System Number: 10725
Date: 16 July [1868][1]
Author: JW
Place: [London]
Recipient: James Anderson Rose[2]
Place: [London]
Repository: Library of Congress
Call Number: Manuscripts Division, Pennell Whistler Collection, PWC 2/46/17
Document Type: ALS

Thursday 16 July

Dear Rose -

I want much to see you - and will come down if I don't hear from you to the contrary tomorrow at 6 - Something more about the Burlington[3] and Haden[4] -

Ever yours

J. A. McN. Whistler -

J. Anderson Rose Esq -

[p. 2] 'Whistler 16[5] July 1868'

This document is protected by copyright.


1.  Whistler 16 ... 1868
Written in another hand, probably that of J. A. Rose's clerk.

2.  16 July [1868]
Year date from day of week and references to Burlington and Haden (see notes below).

3.  James Anderson Rose
James Anderson Rose (1819-1890), solicitor [more].

4.  Burlington
A reference to the Burlington Fine Arts Club, founded early in 1866. It was located at 177, Piccadilly. JW was proposed as a member on 22 February 1867 (see William Boxall (1800-1879), portrait painter, Director of the National Gallery [more], Louis Huth (1821-1905), collector [more] and the Vittorio Emanuelle Taparelli (1816-1890), Marquis D'Azeglio, Sardinian Ambassador and collector [more], proposers, #11957).

5.  Haden
Francis Seymour Haden (1818-1910), surgeon and etcher, JW's brother-in-law [more]. In April 1867, JW quarrelled with Haden, over his treatment of James Reeves Traer (ca 1834 - d.1867), partner in F. S. Haden's medical practice [more]. Traer died on a trip to Paris, allegedly in a brothel.
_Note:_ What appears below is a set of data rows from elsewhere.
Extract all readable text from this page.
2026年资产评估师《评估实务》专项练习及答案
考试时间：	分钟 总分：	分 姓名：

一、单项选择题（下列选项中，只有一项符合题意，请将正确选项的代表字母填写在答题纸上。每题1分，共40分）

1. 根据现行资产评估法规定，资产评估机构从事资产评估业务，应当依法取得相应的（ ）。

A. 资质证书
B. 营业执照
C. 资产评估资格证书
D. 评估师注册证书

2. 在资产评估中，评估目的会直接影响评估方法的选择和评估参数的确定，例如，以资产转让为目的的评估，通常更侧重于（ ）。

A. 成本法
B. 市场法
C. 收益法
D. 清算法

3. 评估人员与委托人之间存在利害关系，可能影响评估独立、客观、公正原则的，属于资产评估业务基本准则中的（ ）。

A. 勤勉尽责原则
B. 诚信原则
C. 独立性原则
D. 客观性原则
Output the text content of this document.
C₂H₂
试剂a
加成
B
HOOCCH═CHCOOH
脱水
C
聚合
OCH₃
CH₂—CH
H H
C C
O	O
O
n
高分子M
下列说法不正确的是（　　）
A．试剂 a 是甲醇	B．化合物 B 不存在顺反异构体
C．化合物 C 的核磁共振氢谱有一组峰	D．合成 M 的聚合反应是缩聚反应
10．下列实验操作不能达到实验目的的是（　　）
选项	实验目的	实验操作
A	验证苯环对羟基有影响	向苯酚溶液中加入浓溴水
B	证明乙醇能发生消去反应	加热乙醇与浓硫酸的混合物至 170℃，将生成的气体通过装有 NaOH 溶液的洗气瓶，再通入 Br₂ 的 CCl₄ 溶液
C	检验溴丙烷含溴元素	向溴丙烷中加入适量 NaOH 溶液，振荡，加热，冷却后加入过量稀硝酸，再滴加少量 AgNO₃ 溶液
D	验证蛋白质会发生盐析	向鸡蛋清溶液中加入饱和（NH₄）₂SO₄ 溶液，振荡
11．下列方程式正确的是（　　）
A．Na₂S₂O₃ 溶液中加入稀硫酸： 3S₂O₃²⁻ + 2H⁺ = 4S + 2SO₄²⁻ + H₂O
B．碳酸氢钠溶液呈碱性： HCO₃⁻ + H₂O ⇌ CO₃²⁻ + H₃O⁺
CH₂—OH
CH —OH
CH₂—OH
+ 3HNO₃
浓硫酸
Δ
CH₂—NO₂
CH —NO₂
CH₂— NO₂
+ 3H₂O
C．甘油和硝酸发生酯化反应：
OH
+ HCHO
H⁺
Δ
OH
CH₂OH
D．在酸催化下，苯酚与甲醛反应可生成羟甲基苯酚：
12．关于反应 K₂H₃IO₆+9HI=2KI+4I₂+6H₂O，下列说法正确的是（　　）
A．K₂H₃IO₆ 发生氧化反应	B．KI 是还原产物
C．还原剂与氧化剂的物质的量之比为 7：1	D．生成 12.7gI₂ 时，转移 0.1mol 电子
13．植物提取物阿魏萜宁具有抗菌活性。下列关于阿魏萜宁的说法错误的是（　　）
Haden arranged for Traer's burial, with what JW and his brother William regarded as unseemly haste. Haden later claimed that in the resulting confrontation, JW had pushed him through a plate glass window. Both JW and Haden were members of the Burlington Club and in the aftermath of the Traer affair, Haden campaigned for JW to be excluded from the club (JW to L. Huth, #02240). JW was expelled at a general meeting of the Club on 13 December (see JW to W. Boxall, #00498). On 4 February 1868, in a new development, JW received a letter from Haden's solicitor, Wrentmore & Son (#11981). It requested that he state the full details and context regarding 'certain reflections which you are reported to have made on the character and conduct of our Client Mr. Francis Seymour Haden.' JW sought out J. A. Rose's advice. However, the sparring between the two sides continued and on 14 July, JW wrote to Haden (#01939) threatening to 'make known every where' the 'facts' of the case. Wrentmore & Son responded with a counter claim that JW's letter threatened 'the publication of a Libel' (see #07137). This letter to Rose is JW's response.